The FOXO family genes are cancer genes in childhood malignancies. Abnormalities in FOXO genes cause leukemias and muscle cell tumors called rhabdomyosarcomas. The normal function of FOXO genes is to protect against tumors by causing undesirable cells to die and preventing unwanted cell proliferation. Much recent work have demonstrated that FOXO genes are very important in many cancers, including work showing that mice lacking FOXO genes develop spontaneous tumors. FOXO proteins exist as active and inactive forms. Inactivation of FOXO promotes tumors, while activation of FOXO is protective against tumors; therefore activated FOXO is desirable. We are interested in studying what causes FOXO to switch from the inactive to the active form in order to understand how FOXO proteins work to inhibit tumors. We have already found two molecules that control FOXO activity, and we wish to further elucidate the details of how these molecules work to prevent tumor formation. This research will help us understand how childhood tumors are formed when FOXO genes are not working correctly. The information gained can also be used to design drugs, which can activate FOXO to induce tumor to cells die or stop proliferating, when conventional therapies fail. The long-term goal of our work is to help cure childhood tumors.
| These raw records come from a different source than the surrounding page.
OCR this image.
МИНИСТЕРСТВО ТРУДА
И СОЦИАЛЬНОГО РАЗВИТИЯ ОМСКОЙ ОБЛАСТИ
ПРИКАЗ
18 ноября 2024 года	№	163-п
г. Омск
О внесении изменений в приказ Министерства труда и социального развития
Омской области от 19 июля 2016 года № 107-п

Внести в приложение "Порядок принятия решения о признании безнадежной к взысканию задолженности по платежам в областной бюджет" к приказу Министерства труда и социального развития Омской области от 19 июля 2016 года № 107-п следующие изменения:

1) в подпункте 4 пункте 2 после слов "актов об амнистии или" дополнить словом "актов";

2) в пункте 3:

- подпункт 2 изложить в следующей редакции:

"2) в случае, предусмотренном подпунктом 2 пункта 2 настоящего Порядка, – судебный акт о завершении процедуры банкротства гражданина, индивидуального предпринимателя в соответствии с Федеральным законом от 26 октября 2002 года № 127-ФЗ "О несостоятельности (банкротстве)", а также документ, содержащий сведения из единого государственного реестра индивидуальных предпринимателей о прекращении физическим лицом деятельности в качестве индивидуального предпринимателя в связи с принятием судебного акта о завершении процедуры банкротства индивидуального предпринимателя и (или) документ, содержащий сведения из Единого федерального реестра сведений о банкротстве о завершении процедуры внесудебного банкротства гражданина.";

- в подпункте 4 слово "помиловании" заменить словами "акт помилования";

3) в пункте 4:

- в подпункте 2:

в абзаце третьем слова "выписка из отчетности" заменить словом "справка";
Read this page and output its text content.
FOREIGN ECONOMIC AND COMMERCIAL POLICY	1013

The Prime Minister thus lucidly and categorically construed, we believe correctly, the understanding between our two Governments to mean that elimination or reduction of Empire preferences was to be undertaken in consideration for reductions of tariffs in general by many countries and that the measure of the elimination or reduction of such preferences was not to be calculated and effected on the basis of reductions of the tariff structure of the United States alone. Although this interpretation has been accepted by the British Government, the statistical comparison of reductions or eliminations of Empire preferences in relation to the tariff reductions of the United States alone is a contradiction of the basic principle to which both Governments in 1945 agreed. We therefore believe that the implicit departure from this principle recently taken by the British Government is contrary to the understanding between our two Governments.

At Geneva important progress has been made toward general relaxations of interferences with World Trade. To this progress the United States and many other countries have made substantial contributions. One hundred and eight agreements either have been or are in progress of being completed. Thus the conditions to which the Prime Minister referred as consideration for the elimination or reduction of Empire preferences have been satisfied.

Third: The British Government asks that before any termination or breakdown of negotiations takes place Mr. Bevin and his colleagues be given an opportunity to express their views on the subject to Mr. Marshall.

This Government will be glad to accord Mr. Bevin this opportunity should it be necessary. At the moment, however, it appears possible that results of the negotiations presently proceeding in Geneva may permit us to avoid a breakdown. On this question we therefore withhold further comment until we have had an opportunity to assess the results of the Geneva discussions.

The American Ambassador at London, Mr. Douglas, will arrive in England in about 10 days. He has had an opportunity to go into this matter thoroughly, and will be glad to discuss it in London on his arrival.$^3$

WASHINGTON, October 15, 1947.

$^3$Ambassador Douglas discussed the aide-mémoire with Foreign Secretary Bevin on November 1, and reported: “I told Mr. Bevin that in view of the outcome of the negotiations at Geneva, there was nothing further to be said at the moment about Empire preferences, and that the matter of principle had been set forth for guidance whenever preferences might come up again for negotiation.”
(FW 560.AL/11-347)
Baylor College of Medicine
Houston, TX
Jason Yustein, M.D., Ph.D
Ewing's sarcoma is the second most common bone tumor in the pediatric population. It is a highly malignant tumor for which our understanding of the biology and production of novel treatments has been extremely disappointing. Overall survival for this disease has not significantly improved over the past two decades and, therefore, it has become evident that a better understanding of tumor biology and the molecular mechanisms contributing to the disease manifestation are vital to eventually improving patient survival. Ewing's sarcoma is defined by a characteristic novel protein found to be uniquely expressed and crucial for the development of this tumor. This protein, known as EWS-Fli1, is a transcription factor that regulates numerous genes vital to the tumor initiation and growth. Transcription factors control the expression of all of the genes in our cells and, in many cancers it is the abnormal expression and regulation of particular genes that leads to tumor formation. Interestingly, one of the genes that this novel protein increases is another tumor promoting gene, c-MYC. Myc is a well-known tumor promoting gene (aka oncogene), which is also a transcription factor known to be deregulated in numerous malignancies. The genes it regulates have numerous cellular functions ranging from controlling cell growth, proliferation and death. Thus, understanding the role this oncogene plays and the genes that are controlled by c-Myc within Ewing's sarcoma may provide new insights into key cellular pathways and mechanisms required for tumor growth, which may identify novel potential targeted therapies.
UCSF Children's Hospital
San Francisco, CA
Steven DuBois, MD
Ewing sarcoma is the second most common bone cancer seen in children and young adults. Approximately 75% of patients are diagnosed with tumors that have not yet spread, or metastasized, to other parts of the body. Using a laboratory technique called PCR, researchers have shown that many of these patients have tumor cells in their blood and bone marrow. These tumor cells may go on to develop new tumors elsewhere in the body. While PCR is a good test, there are several problems with using PCR to measure Ewing sarcoma tumor cells in the blood and bone marrow. We have developed a new laboratory technique to measure Ewing sarcoma tumor cells in the blood and bone marrow. This method uses a machine called a flow cytometer to measure a specific protein, known as CD99, which is present on the surface of almost all Ewing sarcoma tumor cells. In this study, we plan to study 20 patients with Ewing sarcoma over 2 years. We will collect a sample of their blood and a sample of their bone marrow. We will use both the PCR method and our new flow cytometry method to find Ewing sarcoma cells in these samples. We hope to show that this new flow cytometry method can find Ewing sarcoma cells in these samples as accurately and effectively as the current PCR method. In the future, this technique may be useful to monitor the disease burden and effectiveness of therapy in Ewing sarcoma.